The first teaser trailer for The Last Jedi launched last April, accumulating millions of views and spinning analytics-driven media into ceaseless speculation about the aging Luke Skywalker’s fateful words, “It’s time for the Jedi… to end.” The second trailer, in October, furthered the frenzy with First Order forces reminiscent of the Battle of Hoth, a shot of Kylo Ren considering matricide, and yet another quote from Luke: “This is not going to go… the way you think.” Good! Right?
I was convinced Rian Johnson could pull the tail from the mouth of the Star Wars ouroboros. Nobody could’ve predicted Luke’s parentage in 1980, but escalating expectations have accompanied every Star Wars film since The Empire Strikes Back via emerging narrative patterns, box office projections, or flames of fan desire. I was expecting an epic return to form in the Skywalker saga, some greater reward for years of faithfulness during the largely consistent disappointment of the past two decades. More than anything, I wanted to be surprised by Star Wars.
I’d spend the better part of December dodging potential spoilers, resolved to sacredly screen The Last Jedi with my parents during the holiday. When the night finally came, I sat in the center of the last row in the front section awaiting the familiar sounds of John Williams and the slow crawl of giant yellow words. Somehow, I was a kid anticipating Christmas again; that was a way I’ve not felt for a long time. The feeling became complicated over the next two and a half hours. Luke’s quotes from the trailers both misled and chided the audience.
Mark Hamill delivered a performance that rivals anything he’s ever done, while the connection between Rey and Kylo showcased the complicated heart of this new trilogy, collectively yielding some of the best scenes. Almost every moment with Carrie Fisher felt worth cherishing while we
wonder how Disney will handle her physical absence in Episode IX. As for the rest of the cast, with so many entrances and exits to handle, many arcs did not feel duly developed… even in the longest Star Wars film to date.

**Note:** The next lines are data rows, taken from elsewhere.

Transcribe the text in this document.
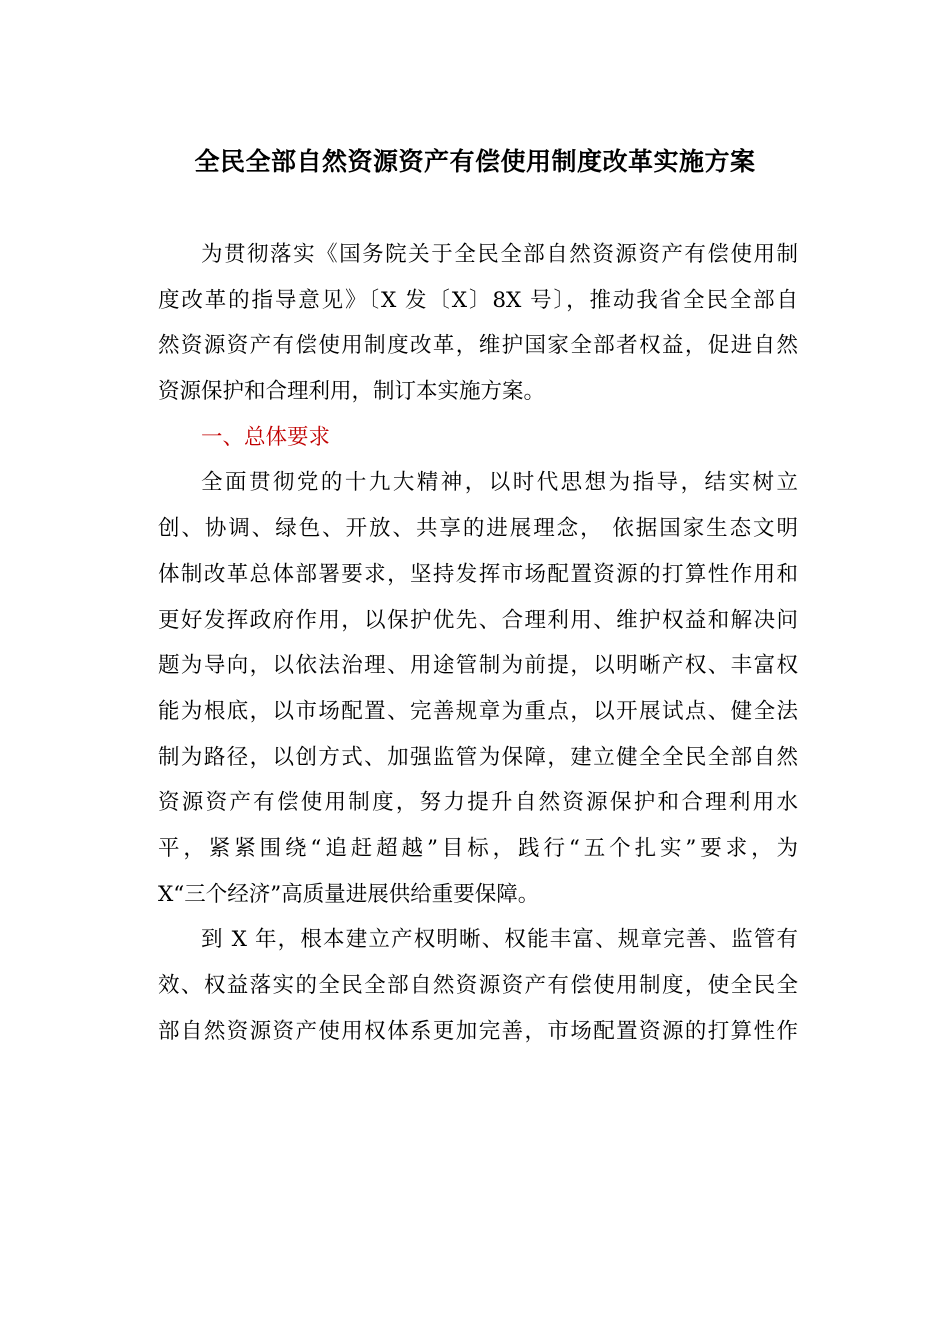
全民全部自然资源资产有偿使用制度改革实施方案
为贯彻落实《国务院关于全民全部自然资源资产有偿使用制
度改革的指导意见》〔X 发〔X〕8X 号〕，推动我省全民全部自
然资源资产有偿使用制度改革，维护国家全部者权益，促进自然
资源保护和合理利用，制订本实施方案。
一、总体要求
全面贯彻党的十九大精神，以时代思想为指导，结实树立
创、协调、绿色、开放、共享的进展理念， 依据国家生态文明
体制改革总体部署要求，坚持发挥市场配置资源的打算性作用和
更好发挥政府作用，以保护优先、合理利用、维护权益和解决问
题为导向，以依法治理、用途管制为前提，以明晰产权、丰富权
能为根底，以市场配置、完善规章为重点，以开展试点、健全法
制为路径，以创方式、加强监管为保障，建立健全全民全部自然
资源资产有偿使用制度，努力提升自然资源保护和合理利用水
平，紧紧围绕“追赶超越”目标，践行“五个扎实”要求，为
X“三个经济”高质量进展供给重要保障。
到 X 年，根本建立产权明晰、权能丰富、规章完善、监管有
效、权益落实的全民全部自然资源资产有偿使用制度，使全民全
部自然资源资产使用权体系更加完善，市场配置资源的打算性作
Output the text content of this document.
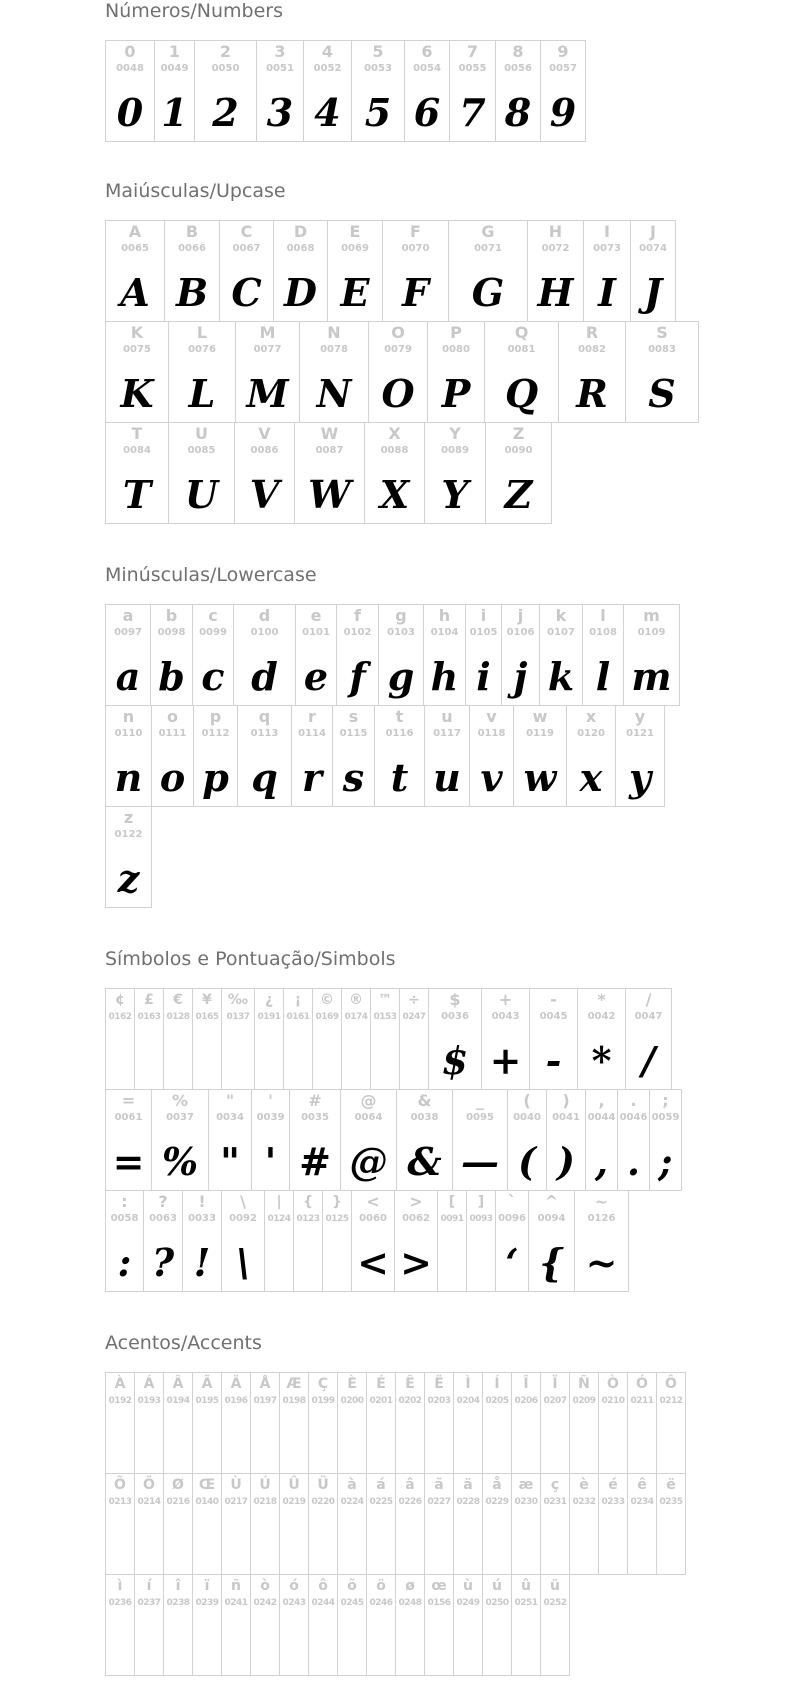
Números/Numbers
0
0048
0
1
0049
1
2
0050
2
3
0051
3
4
0052
4
5
0053
5
6
0054
6
7
0055
7
8
0056
8
9
0057
9
Maiúsculas/Upcase
A
0065
A
B
0066
B
C
0067
C
D
0068
D
E
0069
E
F
0070
F
G
0071
G
H
0072
H
I
0073
I
J
0074
J
K
0075
K
L
0076
L
M
0077
M
N
0078
N
O
0079
O
P
0080
P
Q
0081
Q
R
0082
R
S
0083
S
T
0084
T
U
0085
U
V
0086
V
W
0087
W
X
0088
X
Y
0089
Y
Z
0090
Z
Minúsculas/Lowercase
a
0097
a
b
0098
b
c
0099
c
d
0100
d
e
0101
e
f
0102
f
g
0103
g
h
0104
h
i
0105
i
j
0106
j
k
0107
k
l
0108
l
m
0109
m
n
0110
n
o
0111
o
p
0112
p
q
0113
q
r
0114
r
s
0115
s
t
0116
t
u
0117
u
v
0118
v
w
0119
w
x
0120
x
y
0121
y
z
0122
z
Símbolos e Pontuação/Simbols
¢
0162
£
0163
€
0128
¥
0165
‰
0137
¿
0191
¡
0161
©
0169
®
0174
™
0153
÷
0247
$
0036
$
+
0043
+
-
0045
-
*
0042
*
/
0047
/
=
0061
=
%
0037
%
"
0034
"
'
0039
'
#
0035
#
@
0064
@
&
0038
&
_
0095
—
(
0040
(
)
0041
)
,
0044
,
.
0046
.
;
0059
;
:
0058
:
?
0063
?
!
0033
!
\
0092
\
|
0124
{
0123
}
0125
<
0060
<
>
0062
>
[
0091
]
0093
`
0096
‘
^
0094
{
~
0126
~
Acentos/Accents
À
0192
Á
0193
Â
0194
Ã
0195
Ä
0196
Å
0197
Æ
0198
Ç
0199
È
0200
É
0201
Ê
0202
Ë
0203
Ì
0204
Í
0205
Î
0206
Ï
0207
Ñ
0209
Ò
0210
Ó
0211
Ô
0212
Õ
0213
Ö
0214
Ø
0216
Œ
0140
Ù
0217
Ú
0218
Û
0219
Ü
0220
à
0224
á
0225
â
0226
ã
0227
ä
0228
å
0229
æ
0230
ç
0231
è
0232
é
0233
ê
0234
ë
0235
ì
0236
í
0237
î
0238
ï
0239
ñ
0241
ò
0242
ó
0243
ô
0244
õ
0245
ö
0246
ø
0248
œ
0156
ù
0249
ú
0250
û
0251
ü
0252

Star Wars fans may slowly realize that the latest film’s title is part of the ruse Rian Johnson used to pull a heist. In regards to Johnson, I’ll paraphrase a quote from the second installment of another iconic trilogy: “he’s the hero Star Wars deserves, but not the one it needs right now.” Disney has contracted Johnson for a Star Wars trilogy reportedly set in a different part of the universe, perhaps indicative of his indifference to negative reviews of The Last Jedi.
The conceptual dissemination of the Force away from the Skywalker family, and perhaps even the struggle between fundamentalist Jedi and Sith, may prove fertile ground for creativity more akin to the original spirit of Star Wars. Maybe, with a trilogy’s worth of creative control, Rian Johnson can rival George Lucas. We can only hope.
Meanwhile… Solo better be good, Disney, for your sake. The internet is not as forgiving as I am.